La décision commentée
Le droit de préemption de la SAFER (Société d’aménagement foncier et d’établissement rural) est un outil essentiel de régulation du marché foncier agricole. Lorsque la SAFER exerce ce droit en révisant le prix à la baisse, le propriétaire dispose de plusieurs options, dont celle de saisir le juge pour obtenir la fixation judiciaire du prix. Mais qu’en est-il de la faculté de renoncer purement et simplement à la vente en cours de procédure ? Dans un arrêt en date du 28 novembre 2024 (Civ. 3, 28 nov. 2024, n° 23-18.746), la Cour de cassation apporte une réponse claire à cette question : le propriétaire qui a saisi le tribunal pour réviser le prix peut, à tout moment et sans formalisme particulier, retirer le bien de la vente, y compris avant que le juge ait statué.
En l’espèce, un couple de propriétaires avait régularisé en juillet 2010 un compromis de vente portant sur des parcelles agricoles, pour un prix net vendeur de 490 000 euros. Informée de ce projet, la SAFER avait notifié aux vendeurs son intention de préempter en révisant le prix à 307 000 euros. Les propriétaires avaient alors assigné la SAFER en annulation de la préemption et, subsidiairement, en révision judiciaire du prix, avec demande d’expertise. Après diverses péripéties procédurales, un rapport d’expertise avait été déposé fin 2014. Mais en mai 2015, la propriétaire survivante avait demandé au juge de la mise en état de constater son désistement de l’instance manifestant ainsi sa volonté de ne plus vendre.

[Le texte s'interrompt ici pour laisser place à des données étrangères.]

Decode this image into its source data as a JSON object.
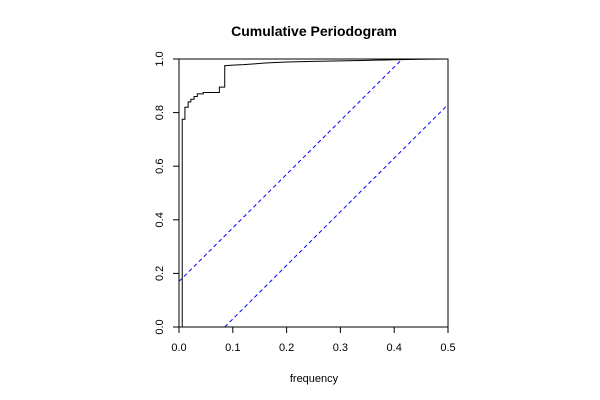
{
  "chart_data": {
    "type": "line",
    "title": "Cumulative Periodogram",
    "xlabel": "frequency",
    "ylabel": "",
    "xlim": [
      0,
      0.5
    ],
    "ylim": [
      0,
      1
    ],
    "x_ticks": [
      "0.0",
      "0.1",
      "0.2",
      "0.3",
      "0.4",
      "0.5"
    ],
    "y_ticks": [
      "0.0",
      "0.2",
      "0.4",
      "0.6",
      "0.8",
      "1.0"
    ],
    "grid": false,
    "legend": "none",
    "series": [
      {
        "style": "step",
        "color": "#000000",
        "x": [
          0.0,
          0.006,
          0.006,
          0.011,
          0.011,
          0.017,
          0.017,
          0.022,
          0.022,
          0.028,
          0.028,
          0.034,
          0.034,
          0.039,
          0.039,
          0.045,
          0.045,
          0.075,
          0.075,
          0.085,
          0.085,
          0.1,
          0.12,
          0.14,
          0.16,
          0.18,
          0.2,
          0.25,
          0.3,
          0.35,
          0.4,
          0.45,
          0.5
        ],
        "y": [
          0.0,
          0.0,
          0.775,
          0.775,
          0.82,
          0.82,
          0.84,
          0.84,
          0.85,
          0.85,
          0.86,
          0.86,
          0.87,
          0.87,
          0.87,
          0.87,
          0.875,
          0.875,
          0.895,
          0.895,
          0.975,
          0.977,
          0.979,
          0.982,
          0.985,
          0.987,
          0.989,
          0.991,
          0.993,
          0.995,
          0.997,
          0.999,
          1.0
        ]
      },
      {
        "style": "dashed",
        "color": "#0000ff",
        "x": [
          0.0,
          0.415
        ],
        "y": [
          0.17,
          1.0
        ]
      },
      {
        "style": "dashed",
        "color": "#0000ff",
        "x": [
          0.085,
          0.5
        ],
        "y": [
          0.0,
          0.83
        ]
      }
    ]
  }
}
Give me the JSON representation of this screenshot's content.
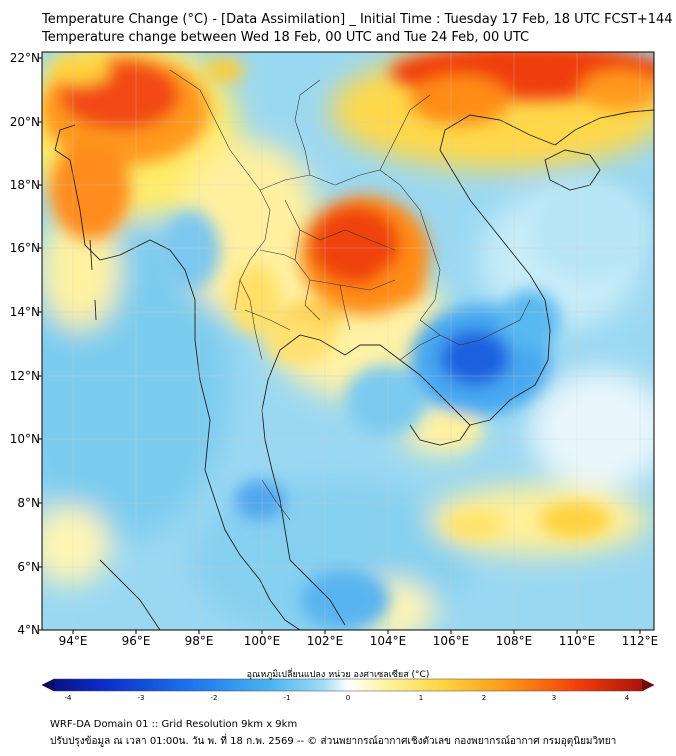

Estimant que ce retrait n’était plus possible après l’expiration du délai de six mois suivant sa notification de préemption, la SAFER avait poursuivi la procédure pour faire constater la perfection de la vente à son profit. Elle avait obtenu gain de cause devant les juges du fond, la cour d’appel d’Angers ayant notamment retenu que la décision de retrait aurait dû être notifiée à la SAFER par le notaire dans le délai légal (CA Angers, 9 mai 2023).
C’est cette analyse que vient censurer la Cour de cassation au visa des articles L. 143-10 et R. 143-12 du code rural et de la pêche maritime.
La Haute juridiction énonce que lorsque le vendeur a saisi le tribunal en révision du prix dans le délai de six mois suivant la notification de préemption, il peut, à tout moment de la procédure et avant même que le juge ait statué sur la valeur vénale du bien, retirer celui-ci de la vente, sans avoir à recourir au notaire pour en informer la SAFER.
Que faut-il retenir ?
Le vendeur qui a saisi le juge pour fixer le prix de préemption de la SAFER peut-il renoncer à la vente en cours de procédure ?
Oui, la Cour de cassation affirme que le vendeur peut, à tout moment de la procédure de fixation du prix de préemption et avant même que le juge ait statué, retirer le bien de la vente.
Cette décision de retrait doit-elle être notifiée à la SAFER par le notaire, comme le prévoient les textes ?
Non, la Cour de cassation juge que le vendeur n’est pas tenu de recourir au notaire pour informer la SAFER de son retrait, dès lors que sa volonté de ne plus vendre est dépourvue d’équivoque.